Monday, July 04, 2005
I cento anni di Sartre
Jean-Paul Sartre 1905-1980
A conclusione di questo mese di celebrazioni sartriane – (il 21 giugno Jean-Paul Sartre avrebbe compiuto cent’anni), che hanno visto in Francia e altrove il moltplicarsi di eventi e convegni – tra cui una mostra alla Bibliothèque Nationale di Parigi ancora in corso - gli interrogativi su cosa resta della filosofia di Sartre sono ancora aperti. L’impressione che si ha in Francia, e in generale in Europa, è che resti poco. Se il Sartre letterario de La Nausea o de Le mani sporche ancora circola nelle librerie in qualche edizione tascabile, non si può dire lo stesso di opere come La critica della ragione dialettica o L’essere e il nulla. Faceva notare Annie Cohen-Solal in un articolo di qualche giorno fa che in Francia nel 2004 solo tre giovani studiosi di Sartre hanno ottenuto un insegnamento all’università. Ma l’ottimismo di Cohen-Solal sull’eredità di Sartre fuori dalla Francia è forse da mitigare. Anche in Italia Sartre è considerato un filosofo superato, troppo legato alle contingenze politiche della storia francese, impigliato nel ‘cliché’ esistenzialista del filosofo da café parigino che osserva le giravolte del cameriere intorno ai tavoli per trarne una teoria sull’inevitabile malafede della condizione umana. Nella tradizione continentale, l’esistenzialismo sartriano accusa il peso del tempo più delle filosofie che lo ispirarono, come la fenomenologia o l’ermeneutica. E il suo destino politico di “cattivo maestro”, difensore del comunismo sovietico, ne fa un perdente davanti all’amico/nemico Raymon Aron, compagno di studi, co-fondatore della rivista Les Temps Modernes e convinto anticomunista, del quale si celebra sempre quest’anno il centenario (1905-1983).

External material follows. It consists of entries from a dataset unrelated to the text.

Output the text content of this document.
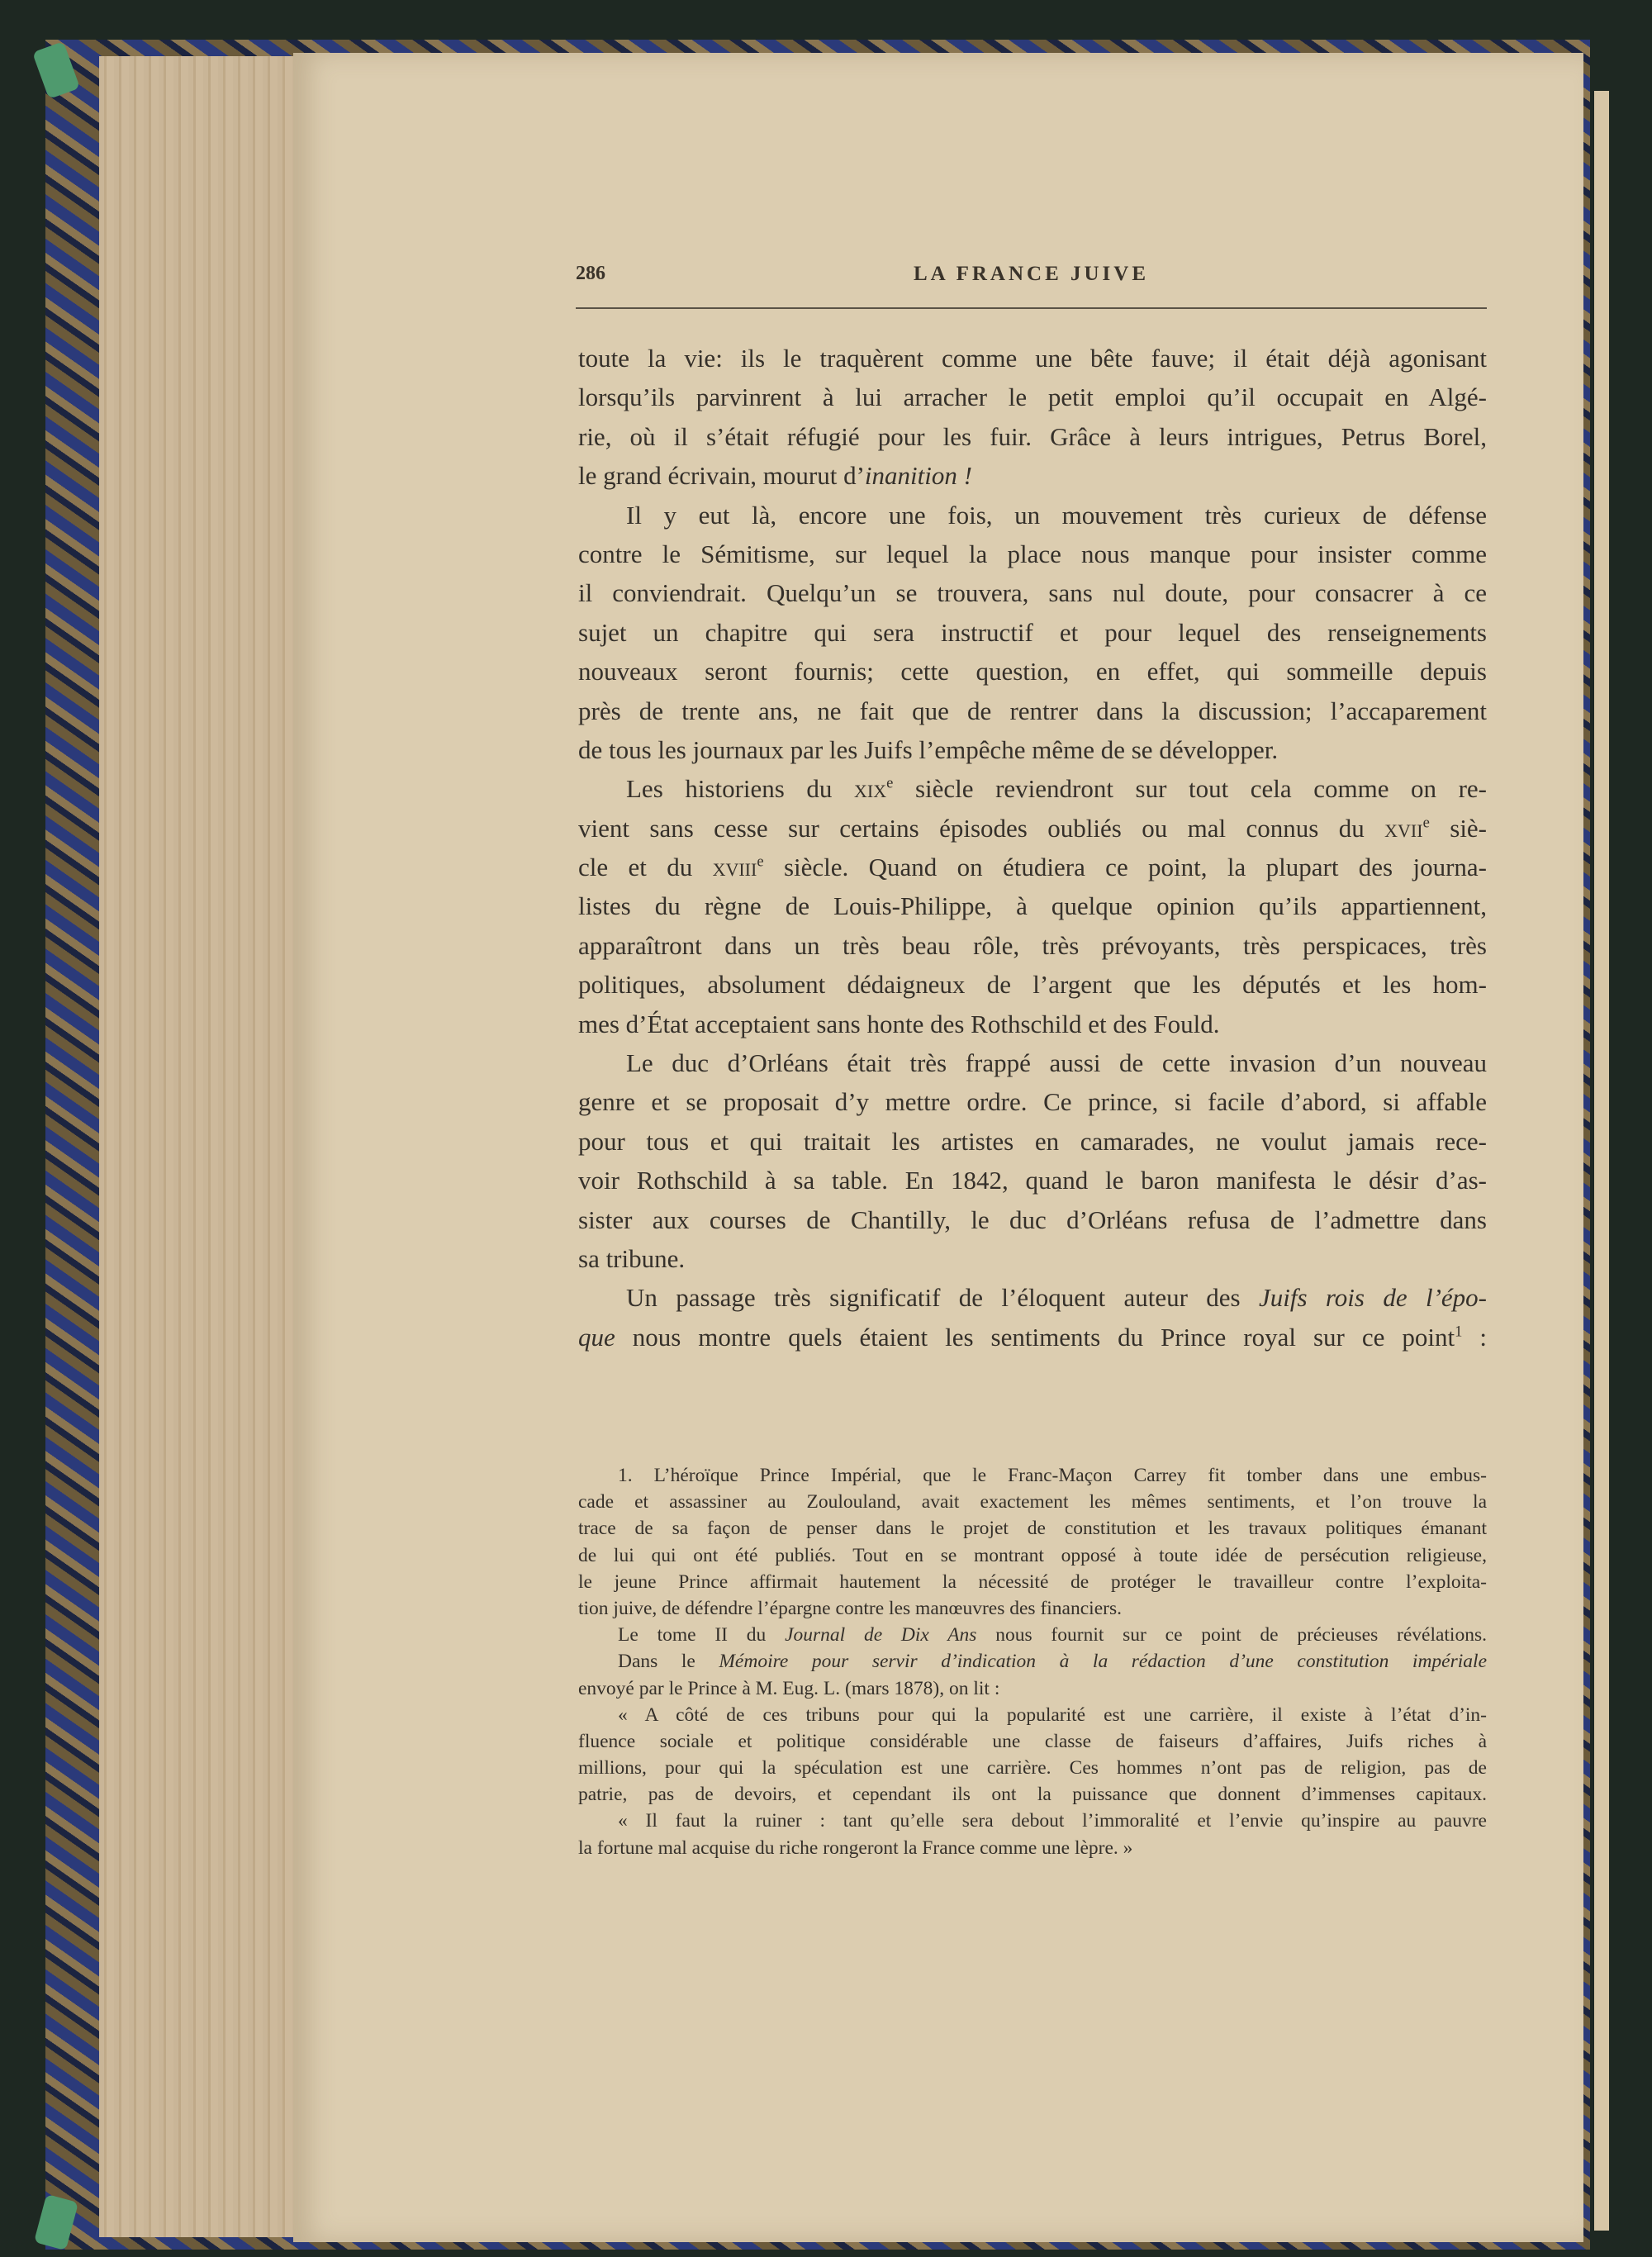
286	LA FRANCE JUIVE
toute la vie: ils le traquèrent comme une bête fauve; il était déjà agonisant
lorsqu’ils parvinrent à lui arracher le petit emploi qu’il occupait en Algé-
rie, où il s’était réfugié pour les fuir. Grâce à leurs intrigues, Petrus Borel,
le grand écrivain, mourut d’inanition !
Il y eut là, encore une fois, un mouvement très curieux de défense
contre le Sémitisme, sur lequel la place nous manque pour insister comme
il conviendrait. Quelqu’un se trouvera, sans nul doute, pour consacrer à ce
sujet un chapitre qui sera instructif et pour lequel des renseignements
nouveaux seront fournis; cette question, en effet, qui sommeille depuis
près de trente ans, ne fait que de rentrer dans la discussion; l’accaparement
de tous les journaux par les Juifs l’empêche même de se développer.
Les historiens du xix$^e$ siècle reviendront sur tout cela comme on re-
vient sans cesse sur certains épisodes oubliés ou mal connus du xvii$^e$ siè-
cle et du xviii$^e$ siècle. Quand on étudiera ce point, la plupart des journa-
listes du règne de Louis-Philippe, à quelque opinion qu’ils appartiennent,
apparaîtront dans un très beau rôle, très prévoyants, très perspicaces, très
politiques, absolument dédaigneux de l’argent que les députés et les hom-
mes d’État acceptaient sans honte des Rothschild et des Fould.
Le duc d’Orléans était très frappé aussi de cette invasion d’un nouveau
genre et se proposait d’y mettre ordre. Ce prince, si facile d’abord, si affable
pour tous et qui traitait les artistes en camarades, ne voulut jamais rece-
voir Rothschild à sa table. En 1842, quand le baron manifesta le désir d’as-
sister aux courses de Chantilly, le duc d’Orléans refusa de l’admettre dans
sa tribune.
Un passage très significatif de l’éloquent auteur des Juifs rois de l’épo-
que nous montre quels étaient les sentiments du Prince royal sur ce point$^1$ :
1. L’héroïque Prince Impérial, que le Franc-Maçon Carrey fit tomber dans une embus-
cade et assassiner au Zoulouland, avait exactement les mêmes sentiments, et l’on trouve la
trace de sa façon de penser dans le projet de constitution et les travaux politiques émanant
de lui qui ont été publiés. Tout en se montrant opposé à toute idée de persécution religieuse,
le jeune Prince affirmait hautement la nécessité de protéger le travailleur contre l’exploita-
tion juive, de défendre l’épargne contre les manœuvres des financiers.
Le tome II du Journal de Dix Ans nous fournit sur ce point de précieuses révélations.
Dans le Mémoire pour servir d’indication à la rédaction d’une constitution impériale
envoyé par le Prince à M. Eug. L. (mars 1878), on lit :
« A côté de ces tribuns pour qui la popularité est une carrière, il existe à l’état d’in-
fluence sociale et politique considérable une classe de faiseurs d’affaires, Juifs riches à
millions, pour qui la spéculation est une carrière. Ces hommes n’ont pas de religion, pas de
patrie, pas de devoirs, et cependant ils ont la puissance que donnent d’immenses capitaux.
« Il faut la ruiner : tant qu’elle sera debout l’immoralité et l’envie qu’inspire au pauvre
la fortune mal acquise du riche rongeront la France comme une lèpre. »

Cosa resta dunque oggi della filosofia sartriana? Per quanto possa sorprendere, la discussione è oggi ancora molto accesa intorno ai temi più metafisici di Sartre, come la sua teoria del soggetto come essere per sé, del sé come coscienza riflessa sul proprio essere. L’intuizione di Sartre è che la conoscenza di sé ha uno statuto epistemologico particolare: conoscere sé stessi non significa scoprire un fatto del mondo, come il fatto che fuori stia piovendo. Significa assumere la responsabilità di ciò che si è e si pensa. La tensione tra una visione “cognitiva”, cartesiana, della coscienza di sé come accesso infallibile al contenuto dei propri pensieri e una visione “costitutiva” - per cui conoscersi significa assumere di essere dei soggetti - è il fulcro del dibattito contemporaneo sulla conoscenza di sé in filosofia della mente. Basti pensare all’antologia curata da Crispin Wright, Knowing Our Own Minds, (Clarendon Press, 1988) o ai recenti libri di Richard Moran, Authority and Estrangement, (Harvard University Press, 2002) e Akeel Bilgrami Self-Knowledge and Intentionality (Harvard University Press, 2005). Il legame sartriano tra la responsabilità che assumiamo nel deliberare sui nostri pensieri e l’autocoscienza è una via d’uscita, per esempio per Richard Moran, dall’espressivismo imputato a Wittgenstein, per il quale gli enunciati sui nostri pensieri non sono altro che “espressioni” dei nostri stati interni, più o meno come dire “Ahi!” è un’espressione di un dolore. Conoscersi è deliberare su sé stessi, accettare in pieno la responsabilità morale di essere dei soggetti, trascendendo così, in piena tradizione sartriana, la “fatticità”, ossia la passività dell’essere in sé come semplice oggetto di osservazione. Così Vincent Descombes, uno dei pochi filosofi oggi a saper fare interagire la filosofia analitica contemporanea con la tradizione francese, nel suo ultimo libro Le complément du sujet (Gallimard, 2004) riapre il dialogo con Sartre, inserendo a pieno titolo il suo pensiero nella lunga querelle del soggetto che attraversa la storia della filosofia fino ad oggi, ignara delle distizioni di scuola.